Vor einem knappen Jahr hat ein Afghane in Wien seine jüngere Schwester mit einem Messer ermordet. Weil sie die Familienehre beschmutzt hat, wie der Mörder sagt. Seit 2013 lebten der Mörder und seine Familie in Österreich, aber sie lebten weiterhin nach den traditionellen afghanischen Regeln, da war kein Platz für westliche Werte.

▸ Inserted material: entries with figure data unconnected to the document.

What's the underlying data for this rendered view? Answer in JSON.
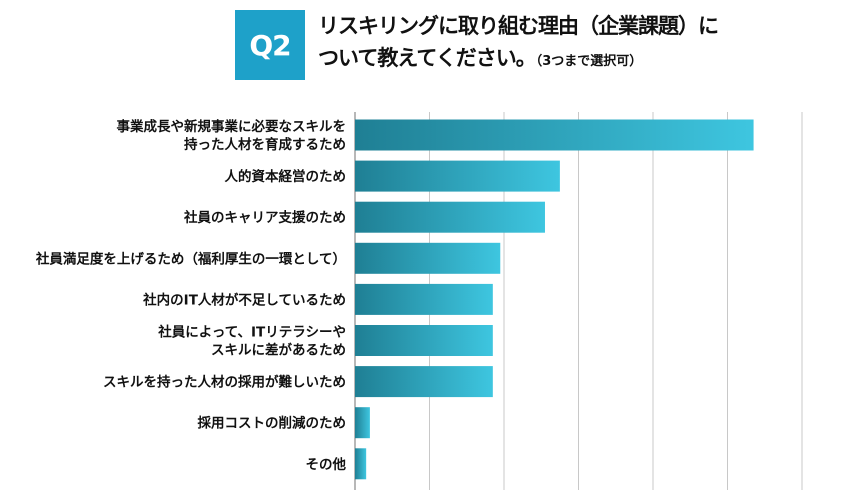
{
  "header": {
    "badge": "Q2",
    "title_line1": "リスキリングに取り組む理由（企業課題）に",
    "title_line2": "ついて教えてください。",
    "note": "（3つまで選択可）"
  },
  "colors": {
    "accent": "#1ea1c9",
    "bar_start": "#1f7f94",
    "bar_end": "#3ec6e0",
    "grid": "#c8c8c8"
  },
  "chart_data": {
    "type": "bar",
    "orientation": "horizontal",
    "title": "",
    "xlabel": "",
    "ylabel": "",
    "grid": true,
    "xlim": [
      0,
      60
    ],
    "categories": [
      [
        "事業成長や新規事業に必要なスキルを",
        "持った人材を育成するため"
      ],
      [
        "人的資本経営のため"
      ],
      [
        "社員のキャリア支援のため"
      ],
      [
        "社員満足度を上げるため（福利厚生の一環として）"
      ],
      [
        "社内のIT人材が不足しているため"
      ],
      [
        "社員によって、ITリテラシーや",
        "スキルに差があるため"
      ],
      [
        "スキルを持った人材の採用が難しいため"
      ],
      [
        "採用コストの削減のため"
      ],
      [
        "その他"
      ]
    ],
    "values": [
      53.5,
      27.5,
      25.5,
      19.5,
      18.5,
      18.5,
      18.5,
      2.0,
      1.5
    ]
  }
}
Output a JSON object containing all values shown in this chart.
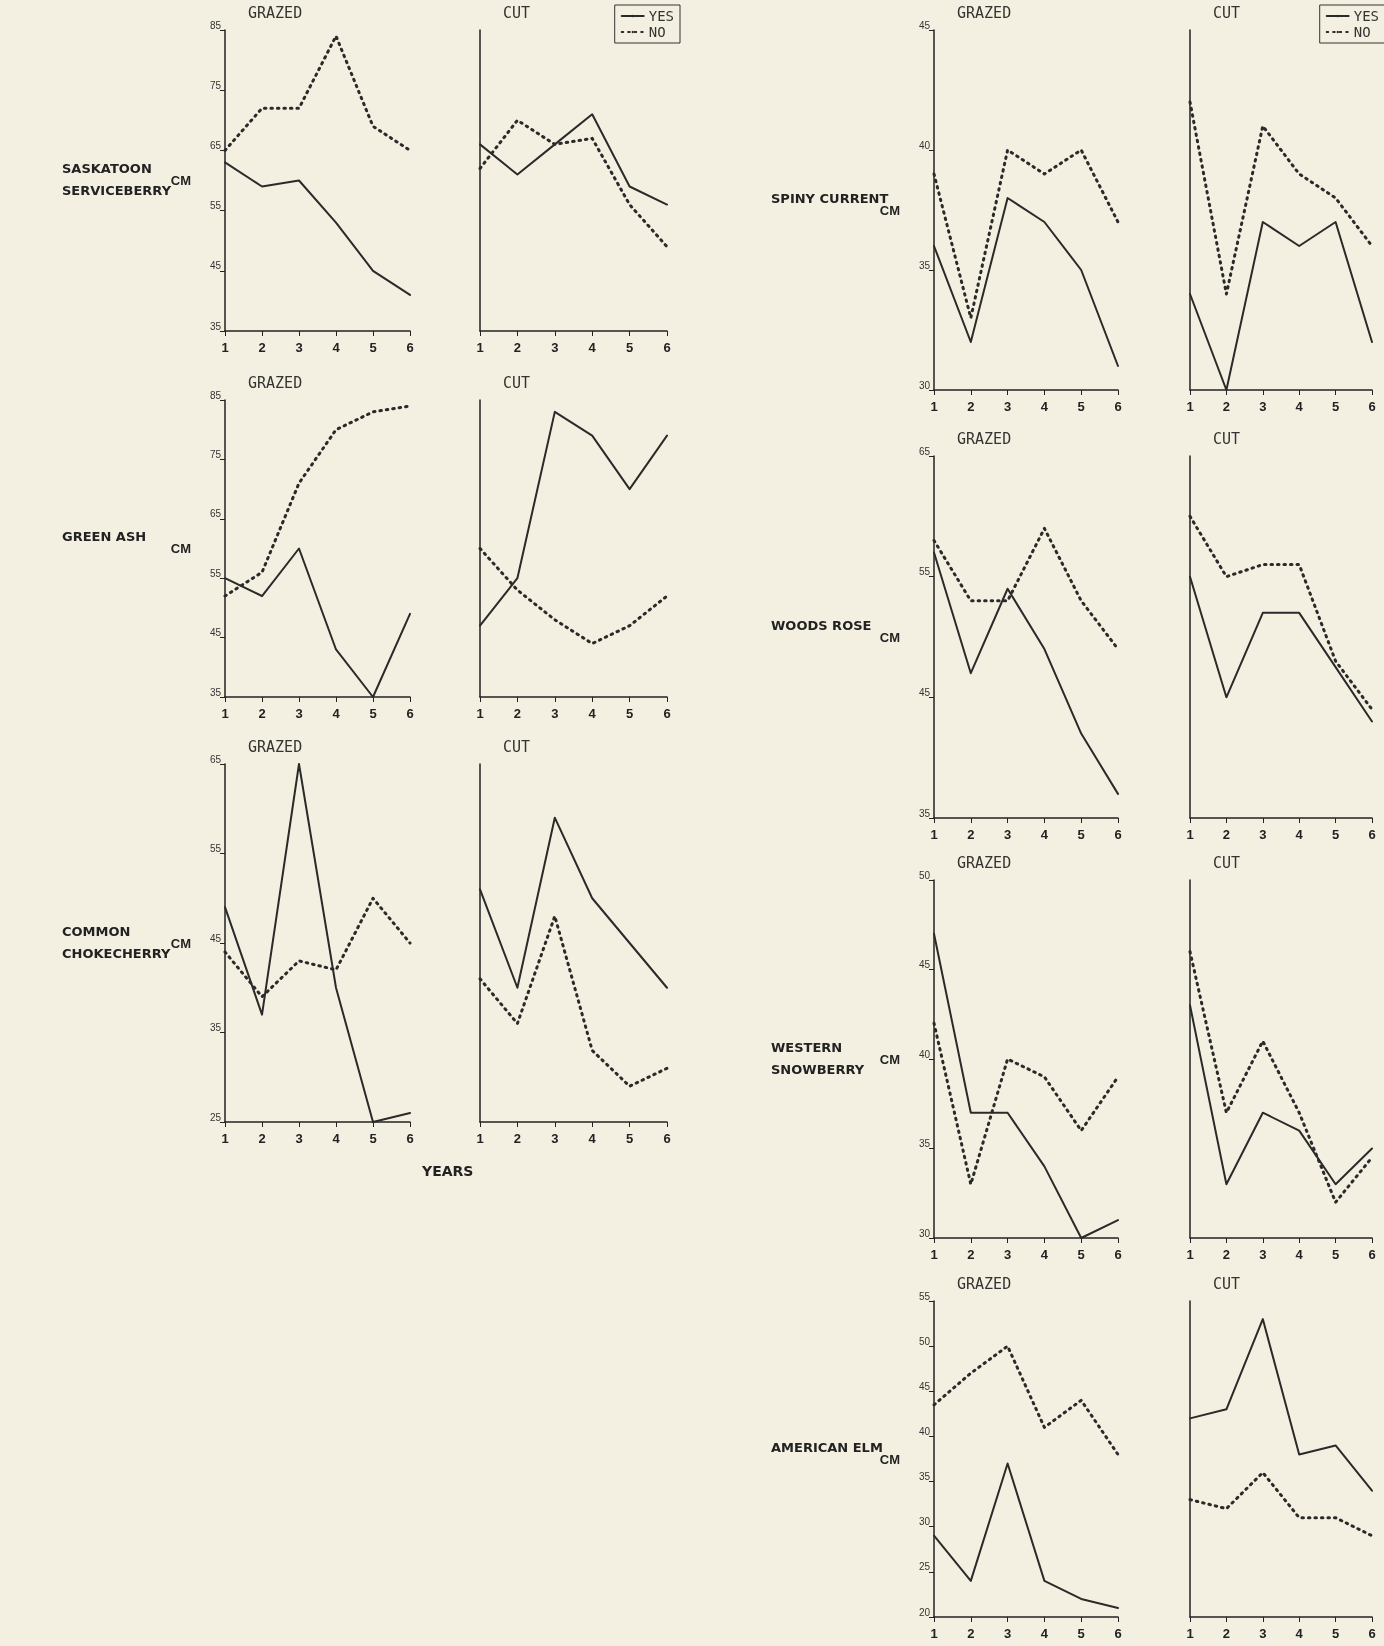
{
  "chart_data": [
    {
      "type": "line",
      "title": "GRAZED",
      "subtitle": "SASKATOON SERVICEBERRY",
      "ylabel": "CM",
      "categories": [
        "1",
        "2",
        "3",
        "4",
        "5",
        "6"
      ],
      "ylim": [
        35,
        85
      ],
      "yticks": [
        35,
        45,
        55,
        65,
        75,
        85
      ],
      "marker": "none",
      "series": [
        {
          "color": "#2a2a2a",
          "line_style": "solid",
          "values": [
            63,
            59,
            60,
            53,
            45,
            41
          ]
        },
        {
          "color": "#2a2a2a",
          "line_style": "dotted",
          "values": [
            65,
            72,
            72,
            84,
            69,
            65
          ]
        }
      ]
    },
    {
      "type": "line",
      "title": "CUT",
      "categories": [
        "1",
        "2",
        "3",
        "4",
        "5",
        "6"
      ],
      "ylim": [
        35,
        85
      ],
      "tick_labels": "x",
      "legend": "top right",
      "marker": "none",
      "series": [
        {
          "name": "YES",
          "color": "#2a2a2a",
          "line_style": "solid",
          "values": [
            66,
            61,
            66,
            71,
            59,
            56
          ]
        },
        {
          "name": "NO",
          "color": "#2a2a2a",
          "line_style": "dotted",
          "values": [
            62,
            70,
            66,
            67,
            56,
            49
          ]
        }
      ]
    },
    {
      "type": "line",
      "title": "GRAZED",
      "subtitle": "GREEN ASH",
      "ylabel": "CM",
      "categories": [
        "1",
        "2",
        "3",
        "4",
        "5",
        "6"
      ],
      "ylim": [
        35,
        85
      ],
      "yticks": [
        35,
        45,
        55,
        65,
        75,
        85
      ],
      "marker": "none",
      "series": [
        {
          "color": "#2a2a2a",
          "line_style": "solid",
          "values": [
            55,
            52,
            60,
            43,
            35,
            49
          ]
        },
        {
          "color": "#2a2a2a",
          "line_style": "dotted",
          "values": [
            52,
            56,
            71,
            80,
            83,
            84
          ]
        }
      ]
    },
    {
      "type": "line",
      "title": "CUT",
      "categories": [
        "1",
        "2",
        "3",
        "4",
        "5",
        "6"
      ],
      "ylim": [
        35,
        85
      ],
      "tick_labels": "x",
      "marker": "none",
      "series": [
        {
          "color": "#2a2a2a",
          "line_style": "solid",
          "values": [
            47,
            55,
            83,
            79,
            70,
            79
          ]
        },
        {
          "color": "#2a2a2a",
          "line_style": "dotted",
          "values": [
            60,
            53,
            48,
            44,
            47,
            52
          ]
        }
      ]
    },
    {
      "type": "line",
      "title": "GRAZED",
      "subtitle": "COMMON CHOKECHERRY",
      "ylabel": "CM",
      "categories": [
        "1",
        "2",
        "3",
        "4",
        "5",
        "6"
      ],
      "ylim": [
        25,
        65
      ],
      "yticks": [
        25,
        35,
        45,
        55,
        65
      ],
      "marker": "none",
      "series": [
        {
          "color": "#2a2a2a",
          "line_style": "solid",
          "values": [
            49,
            37,
            65,
            40,
            25,
            26
          ]
        },
        {
          "color": "#2a2a2a",
          "line_style": "dotted",
          "values": [
            44,
            39,
            43,
            42,
            50,
            45
          ]
        }
      ]
    },
    {
      "type": "line",
      "title": "CUT",
      "xlabel": "YEARS",
      "categories": [
        "1",
        "2",
        "3",
        "4",
        "5",
        "6"
      ],
      "ylim": [
        25,
        65
      ],
      "tick_labels": "x",
      "marker": "none",
      "series": [
        {
          "color": "#2a2a2a",
          "line_style": "solid",
          "values": [
            51,
            40,
            59,
            50,
            45,
            40
          ]
        },
        {
          "color": "#2a2a2a",
          "line_style": "dotted",
          "values": [
            41,
            36,
            48,
            33,
            29,
            31
          ]
        }
      ]
    },
    {
      "type": "line",
      "title": "GRAZED",
      "subtitle": "SPINY CURRENT",
      "ylabel": "CM",
      "categories": [
        "1",
        "2",
        "3",
        "4",
        "5",
        "6"
      ],
      "ylim": [
        30,
        45
      ],
      "yticks": [
        30,
        35,
        40,
        45
      ],
      "marker": "none",
      "series": [
        {
          "color": "#2a2a2a",
          "line_style": "solid",
          "values": [
            36,
            32,
            38,
            37,
            35,
            31
          ]
        },
        {
          "color": "#2a2a2a",
          "line_style": "dotted",
          "values": [
            39,
            33,
            40,
            39,
            40,
            37
          ]
        }
      ]
    },
    {
      "type": "line",
      "title": "CUT",
      "categories": [
        "1",
        "2",
        "3",
        "4",
        "5",
        "6"
      ],
      "ylim": [
        30,
        45
      ],
      "tick_labels": "x",
      "legend": "top right",
      "marker": "none",
      "series": [
        {
          "name": "YES",
          "color": "#2a2a2a",
          "line_style": "solid",
          "values": [
            34,
            30,
            37,
            36,
            37,
            32
          ]
        },
        {
          "name": "NO",
          "color": "#2a2a2a",
          "line_style": "dotted",
          "values": [
            42,
            34,
            41,
            39,
            38,
            36
          ]
        }
      ]
    },
    {
      "type": "line",
      "title": "GRAZED",
      "subtitle": "WOODS ROSE",
      "ylabel": "CM",
      "categories": [
        "1",
        "2",
        "3",
        "4",
        "5",
        "6"
      ],
      "ylim": [
        35,
        65
      ],
      "yticks": [
        35,
        45,
        55,
        65
      ],
      "marker": "none",
      "series": [
        {
          "color": "#2a2a2a",
          "line_style": "solid",
          "values": [
            57,
            47,
            54,
            49,
            42,
            37
          ]
        },
        {
          "color": "#2a2a2a",
          "line_style": "dotted",
          "values": [
            58,
            53,
            53,
            59,
            53,
            49
          ]
        }
      ]
    },
    {
      "type": "line",
      "title": "CUT",
      "categories": [
        "1",
        "2",
        "3",
        "4",
        "5",
        "6"
      ],
      "ylim": [
        35,
        65
      ],
      "tick_labels": "x",
      "marker": "none",
      "series": [
        {
          "color": "#2a2a2a",
          "line_style": "solid",
          "values": [
            55,
            45,
            52,
            52,
            47.5,
            43
          ]
        },
        {
          "color": "#2a2a2a",
          "line_style": "dotted",
          "values": [
            60,
            55,
            56,
            56,
            48,
            44
          ]
        }
      ]
    },
    {
      "type": "line",
      "title": "GRAZED",
      "subtitle": "WESTERN SNOWBERRY",
      "ylabel": "CM",
      "categories": [
        "1",
        "2",
        "3",
        "4",
        "5",
        "6"
      ],
      "ylim": [
        30,
        50
      ],
      "yticks": [
        30,
        35,
        40,
        45,
        50
      ],
      "marker": "none",
      "series": [
        {
          "color": "#2a2a2a",
          "line_style": "solid",
          "values": [
            47,
            37,
            37,
            34,
            30,
            31
          ]
        },
        {
          "color": "#2a2a2a",
          "line_style": "dotted",
          "values": [
            42,
            33,
            40,
            39,
            36,
            39
          ]
        }
      ]
    },
    {
      "type": "line",
      "title": "CUT",
      "categories": [
        "1",
        "2",
        "3",
        "4",
        "5",
        "6"
      ],
      "ylim": [
        30,
        50
      ],
      "tick_labels": "x",
      "marker": "none",
      "series": [
        {
          "color": "#2a2a2a",
          "line_style": "solid",
          "values": [
            43,
            33,
            37,
            36,
            33,
            35
          ]
        },
        {
          "color": "#2a2a2a",
          "line_style": "dotted",
          "values": [
            46,
            37,
            41,
            37,
            32,
            34.5
          ]
        }
      ]
    },
    {
      "type": "line",
      "title": "GRAZED",
      "subtitle": "AMERICAN ELM",
      "ylabel": "CM",
      "categories": [
        "1",
        "2",
        "3",
        "4",
        "5",
        "6"
      ],
      "ylim": [
        20,
        55
      ],
      "yticks": [
        20,
        25,
        30,
        35,
        40,
        45,
        50,
        55
      ],
      "marker": "none",
      "series": [
        {
          "color": "#2a2a2a",
          "line_style": "solid",
          "values": [
            29,
            24,
            37,
            24,
            22,
            21
          ]
        },
        {
          "color": "#2a2a2a",
          "line_style": "dotted",
          "values": [
            43.5,
            47,
            50,
            41,
            44,
            38
          ]
        }
      ]
    },
    {
      "type": "line",
      "title": "CUT",
      "categories": [
        "1",
        "2",
        "3",
        "4",
        "5",
        "6"
      ],
      "ylim": [
        20,
        55
      ],
      "tick_labels": "x",
      "marker": "none",
      "series": [
        {
          "color": "#2a2a2a",
          "line_style": "solid",
          "values": [
            42,
            43,
            53,
            38,
            39,
            34
          ]
        },
        {
          "color": "#2a2a2a",
          "line_style": "dotted",
          "values": [
            33,
            32,
            36,
            31,
            31,
            29
          ]
        }
      ]
    }
  ]
}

Und bei dem Prozess fielen jetzt zwei Dinge auf: Da gab es einmal einen Richter, der den Täter für den Mord zur Höchststrafe verurteilte und zudem das Lügenmärchen vom jugendlichen Täter nicht glaubte, sondern die Feststellung des Sachverständigen über das wahre Alter außer Zweifel stellte. Leider ist das Urteil noch nicht rechtskräftig. Und dann gab es da den Verteidiger, der bekannt dafür ist, fast nur kriminell bis schwer kriminell gewordene Flüchtlinge bzw. Asylwerber zu verteidigen. Der „selbstverständlich“ das Gutachten über das wahre Alter des Mörders nicht akzeptierte, ihn als jugendlichen Täter präsentieren wollte; wegen des niedrigeren Strafrahmens. Der „selbstverständlich“ gegen das Urteil berief. Der auch sagte: „Es ist in Wahrheit egal, ob er 20, 21 oder 22 ist, er ist ein junger Bua“. Ein junger Bua, dessen jüngere Schwester es nach afghanischer Vorstellung an Respekt mangeln ließ und die er deswegen ermordete. Ein junger Bua, der zwar ihren Tod bedauert, zugleich aber meint, es sei „gut, dass sie tot ist, weil sie die Ehre der Familie beschmutzt hat“. Und dafür strengt sich der Verteidiger mit allen Tricks an, die Strafe so gering wie möglich ausfallen zu lassen. Nachdem Opferschutz für das Mädchen zu spät kommt, versucht er es mit Täterschutz. Funktioniert ja häufig ganz gut. (Sah man beim Vergewaltigungsprozess in Tulln) Dafür hätte der Täter eben jugendlich sein müssen. Das fiktive Geburtsdatum 1. Jänner 1999 wurde aber vom Sachverständigen zweifelsfrei widerlegt. Das ist ja so eine Sache mit dem 1. Jänner als Geburtsdatum. Da sind Gleichaltrige dieser an dem Tag Geborenen meist schon so alt, dass sie längst lesen und schreiben können. In dem Fall war übrigens auch die ermordete junge Frau um einige Jahre älter als angegeben.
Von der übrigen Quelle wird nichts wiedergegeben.